Pour l’indigène, le respect des règles d’hygiène devenait donc beaucoup plus un devoir envers les pouvoirs publics qu’une responsabilité envers soi-même et envers la collectivité tout entière. Les chefs indigènes qui devaient être des modèles de «propreté» pour leurs administrés, furent sujets à l’intimidation de l’administration. Le Commissaire de la République, Bonnecarrère, l’exprima formellement dans une circulaire du 17 février 1921 par laquelle il invitait ses subordonnés, administrateurs de circonscription et de subdivisions à prendre des mesures drastiques pour l’amélioration de l’hygiène et de la santé des indigènes de les faire exécuter par les chefs locaux. Pour se constituer en modèle, il prit l’exemple des menaces qu’il avait faites aux chefs indigènes des circonscriptions d’Ebolowa, de Kribi, de Yaoundé et de Dschang [47].

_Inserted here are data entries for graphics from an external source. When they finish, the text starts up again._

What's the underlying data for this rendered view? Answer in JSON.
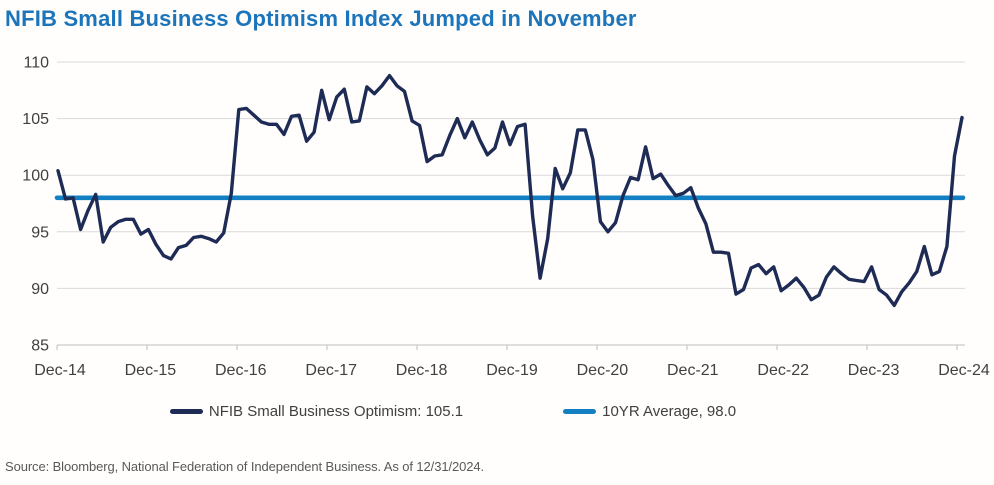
{
  "title": "NFIB Small Business Optimism Index Jumped in November",
  "source_note": "Source: Bloomberg, National Federation of Independent Business. As of 12/31/2024.",
  "legend": [
    {
      "label": "NFIB Small Business Optimism: 105.1",
      "color": "#1e2b55"
    },
    {
      "label": "10YR Average, 98.0",
      "color": "#1480c4"
    }
  ],
  "colors": {
    "title": "#1c75bb",
    "series_line": "#1e2b55",
    "average_line": "#1480c4",
    "gridline": "#d9d9d9",
    "axis_line": "#bfbfbf",
    "axis_label": "#404040",
    "legend_text": "#404040",
    "source_text": "#595959",
    "background": "#ffffff"
  },
  "chart_data": {
    "type": "line",
    "title": "NFIB Small Business Optimism Index Jumped in November",
    "x_start": "Dec-2014",
    "x_end": "Dec-2024",
    "x_frequency": "monthly",
    "x_tick_labels": [
      "Dec-14",
      "Dec-15",
      "Dec-16",
      "Dec-17",
      "Dec-18",
      "Dec-19",
      "Dec-20",
      "Dec-21",
      "Dec-22",
      "Dec-23",
      "Dec-24"
    ],
    "ylim": [
      85,
      110
    ],
    "y_ticks": [
      85,
      90,
      95,
      100,
      105,
      110
    ],
    "grid": "horizontal",
    "legend_position": "bottom",
    "series": [
      {
        "name": "NFIB Small Business Optimism",
        "latest_label": "NFIB Small Business Optimism: 105.1",
        "latest_value": 105.1,
        "values": [
          100.4,
          97.9,
          98.0,
          95.2,
          96.9,
          98.3,
          94.1,
          95.4,
          95.9,
          96.1,
          96.1,
          94.8,
          95.2,
          93.9,
          92.9,
          92.6,
          93.6,
          93.8,
          94.5,
          94.6,
          94.4,
          94.1,
          94.9,
          98.4,
          105.8,
          105.9,
          105.3,
          104.7,
          104.5,
          104.5,
          103.6,
          105.2,
          105.3,
          103.0,
          103.8,
          107.5,
          104.9,
          106.9,
          107.6,
          104.7,
          104.8,
          107.8,
          107.2,
          107.9,
          108.8,
          107.9,
          107.4,
          104.8,
          104.4,
          101.2,
          101.7,
          101.8,
          103.5,
          105.0,
          103.3,
          104.7,
          103.1,
          101.8,
          102.4,
          104.7,
          102.7,
          104.3,
          104.5,
          96.4,
          90.9,
          94.4,
          100.6,
          98.8,
          100.2,
          104.0,
          104.0,
          101.4,
          95.9,
          95.0,
          95.8,
          98.2,
          99.8,
          99.6,
          102.5,
          99.7,
          100.1,
          99.1,
          98.2,
          98.4,
          98.9,
          97.1,
          95.7,
          93.2,
          93.2,
          93.1,
          89.5,
          89.9,
          91.8,
          92.1,
          91.3,
          91.9,
          89.8,
          90.3,
          90.9,
          90.1,
          89.0,
          89.4,
          91.0,
          91.9,
          91.3,
          90.8,
          90.7,
          90.6,
          91.9,
          89.9,
          89.4,
          88.5,
          89.7,
          90.5,
          91.5,
          93.7,
          91.2,
          91.5,
          93.7,
          101.7,
          105.1
        ]
      },
      {
        "name": "10YR Average",
        "latest_label": "10YR Average, 98.0",
        "constant_value": 98.0
      }
    ]
  }
}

Gouelain fait une bonne description de la contrainte coloniale qui devint plus forte et plus écrasante pendant les années qui suivirent la seconde guerre mondiale, et expose l’exaspération des populations indigènes. En ce qui concerne l’hygiène en effet, les sanctions prises lors des campagnes d’inspection «non contrôlées par les pouvoirs publics» [48], finirent par irriter et voire révolter la population. L’indigène devait nettoyer les rues polluées par les passants, sa concession n’était jamais assez propre, il était aussi poursuivi lorsque l’eau stagnait en certains endroits où la voirie ne pénétrait pas…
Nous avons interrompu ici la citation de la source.